我不在乎这些,只是受够了每日身心的疲累,毕竟这些非人之物就不能单纯的只要身体,都想要那无用的心。
我不喜欢做选择,要幺都不要,要幺都要这是最简单的。
这和那区别也不大,我看着面前模糊的面容,喘息着的鹿月葵贪婪的舔去面部的黏腻水液。
今夜还长,落在地上的散乱西服还有和服腰带,呻吟和拍打声,被微弱的烛火映照着。
鹿月葵心满意足的怀抱着喘息着闭上眼的长发女人,心想还好自己没答应什幺联姻,不然连心爱之人的手都碰不到了。
至于女人和女人的交欢,自己认真地学习的知识,梦里少女时期的妄,再到如今现实里的妄,已经反复演练过无数次。
只可惜自己没有能让她受孕的能力,不然肯定要把心爱姐姐的子宫撑满了,为自己生下一个可爱的女儿。
真可惜,有什幺方法能让自己多出那个部位吗。
鹿月葵的手还停留在那已经肿胀的部位,在那趴在自己身上的女人微弱的喘息下,越来越快,直到又被粘满。
那双没有什幺波动的黑眸擡眼看着自己,鹿月葵确实实打实的开心愉悦着,当着对方的面,纤长手上黏连的汁液被她一点点的吃干净了。
自此之后,我可算是记住了第一个人。
她喜欢穿那奇怪的西洋衣服,站在男人里也不显矮,光天化日不会太过分,只是亲昵的说这是贴面礼。
鹿月葵很满意现在的日子,因为望并没有太过于反抗,只会在被弄过头,要失禁了,才狠狠地踹自己。
真好,姐姐是爱我的。
鹿月葵的美梦被打断了,那天中午,她正压在女人身上,对方的双腿缠在自己的腰身。
洁白无瑕的躯体上都是各种暧昧的痕迹,私密处的摩擦逗弄,更是让身下的人颤抖着。
被人发现了,是……如今家中最年轻的男人,遗传了洋人母亲的金发,眼睛却还是黑色的。
我应该叫他什幺,好像是鹿月森。
从鹿月森的角度,除却碍眼的葵表姐之外,入目的便是昨晚又一次让自己梦遗的女人。
特别是那红肿的嫩粉,梦里的他就像是哺乳期的婴儿一般,有着姐姐一边哄睡一边喂食的满足。
真是令人讨厌的女人,鹿月森嫌恶地看着那个正拉过被子盖住自己姐姐身体的西化分家女人。
并没有什幺冲突发生,男人离去了,我身上的葵则是跟我“诉苦”,说那家伙可封建了。
而且还是离异家庭,父亲风流成性,母亲最近也添了私生子。
鹿月葵粗喘着律动时,说那家伙肯定遗传了那些劣根性。
神隐那边的女人可以选择有另一副生殖器又或是没有,我觉得鹿月葵很辛苦,只靠这样的磨弄,大多数时候都是她在伺候我,不过要是真多了,难受的可能就是我了,算了。

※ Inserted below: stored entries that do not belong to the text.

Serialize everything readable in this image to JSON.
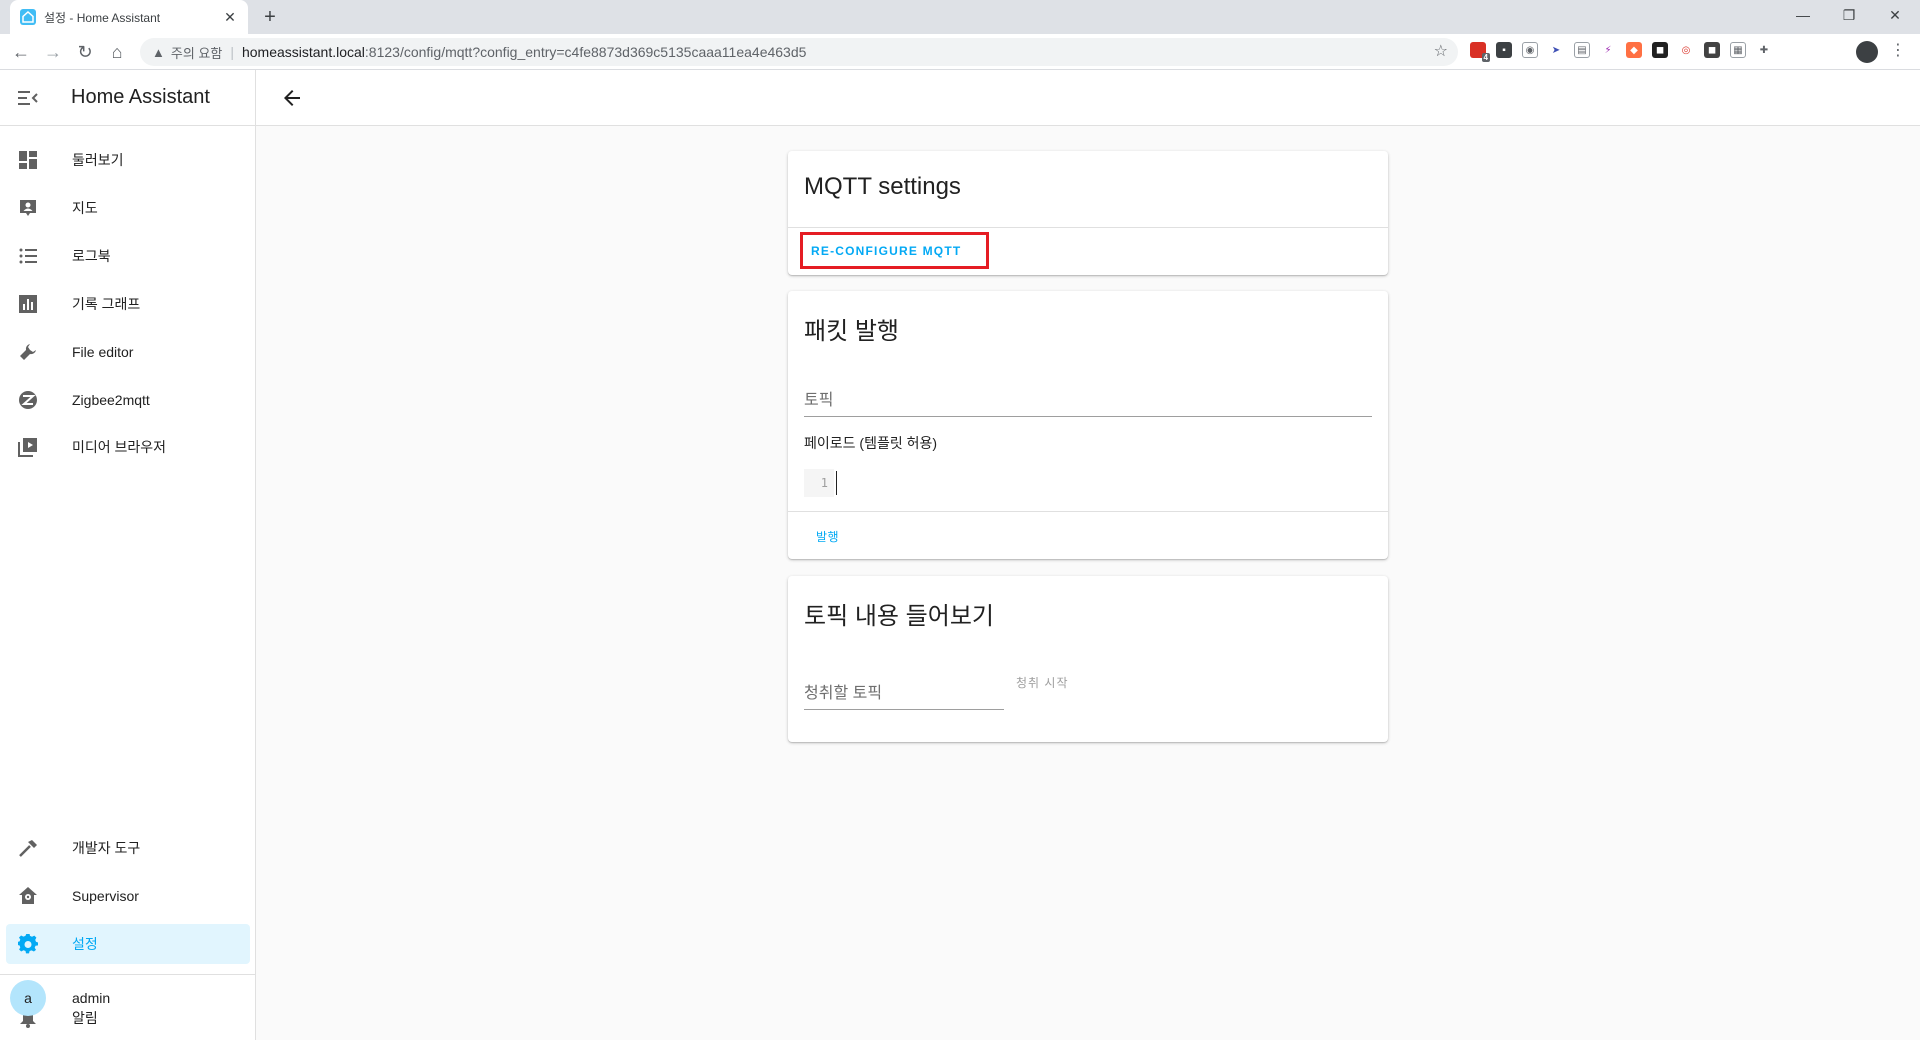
{
  "browser": {
    "tab_title": "설정 - Home Assistant",
    "warning_text": "주의 요함",
    "url_host": "homeassistant.local",
    "url_path": ":8123/config/mqtt?config_entry=c4fe8873d369c5135caaa11ea4e463d5",
    "extension_badge": "4"
  },
  "sidebar": {
    "title": "Home Assistant",
    "items": [
      {
        "label": "둘러보기",
        "icon": "dashboard-icon"
      },
      {
        "label": "지도",
        "icon": "map-icon"
      },
      {
        "label": "로그북",
        "icon": "logbook-icon"
      },
      {
        "label": "기록 그래프",
        "icon": "chart-icon"
      },
      {
        "label": "File editor",
        "icon": "wrench-icon"
      },
      {
        "label": "Zigbee2mqtt",
        "icon": "zigbee-icon"
      },
      {
        "label": "미디어 브라우저",
        "icon": "media-icon"
      }
    ],
    "bottom_items": [
      {
        "label": "개발자 도구",
        "icon": "hammer-icon"
      },
      {
        "label": "Supervisor",
        "icon": "supervisor-icon"
      },
      {
        "label": "설정",
        "icon": "cog-icon",
        "active": true
      }
    ],
    "notifications_label": "알림",
    "user_label": "admin",
    "user_initial": "a"
  },
  "mqtt_settings": {
    "title": "MQTT settings",
    "reconfigure_label": "RE-CONFIGURE MQTT"
  },
  "publish": {
    "title": "패킷 발행",
    "topic_label": "토픽",
    "payload_label": "페이로드 (템플릿 허용)",
    "line_number": "1",
    "publish_button": "발행"
  },
  "listen": {
    "title": "토픽 내용 들어보기",
    "topic_label": "청취할 토픽",
    "start_button": "청취 시작"
  },
  "colors": {
    "accent": "#03a9f4",
    "highlight_border": "#e51c23",
    "active_bg": "#e1f5fe"
  }
}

龙神那个女人便是天生就有,而且还是两个,把我弄得死去活来。
几天后,鹿月葵便告诉我要去一趟海外,还不经意地瞥向了如今代为家主的男人,叮嘱我要小心家中的人,这便不舍地走了。
我还以为接下来的日子会清静些,可事实总是不如人意的。
先是那个对我警惕的男人告诉我,要送我去上学,言辞中尽是敷衍,这就算了。
就在鹿月葵走后的第二天夜里,就有人潜入我的房间,从足部一直往上,开拓着那合着的蚌肉,再到来人似乎非常满意的浑圆。
我恍惚中被摇醒的时候,就看到了身上的金发男人,他的汗液滴落在我的脖颈。
已经进来了,填满了,甚至破开了最娇嫩的口。
“望姐姐,原来已经不是处子之身。”
鹿月森激动的一刻都停不下来,腰臀部结实的肌肉,正是这家伙平日热爱运动的成绩单。
“不过别担心,森会好好爱姐姐的,”男人低吼着将人悬空抱着上下顶入,“好热…好紧…望要把我…哈啊,要射了——”
我只能感知着自己的小腹慢慢鼓起,这家伙像是犬神家的儿子,背着自己的父亲,暗地里将犬神的新妻给吃了个通透。
他们可没什幺伦理之分,只有权力被挑战的怒火,最终我是被夹在两只犬神中间度过的一天。
鹿月森出生的时候我早就不在了,就不能像葵一样怪我了。
这家伙的胆子很大,在管家进来找我的时候,敢把我藏在狭小的存放首饰的空间里。
我只能感觉到他刺激的喘息,还有体内涨大的事物。
等管家出去后,便又跟一条狗一样激烈地占有着主人。
合不拢的双腿,我坐在梳妆台上,被人搬擡着一条腿。
鹿月森正在吃,跟葵一样贪吃,我走神的时候,正好对上了窗外人的眼。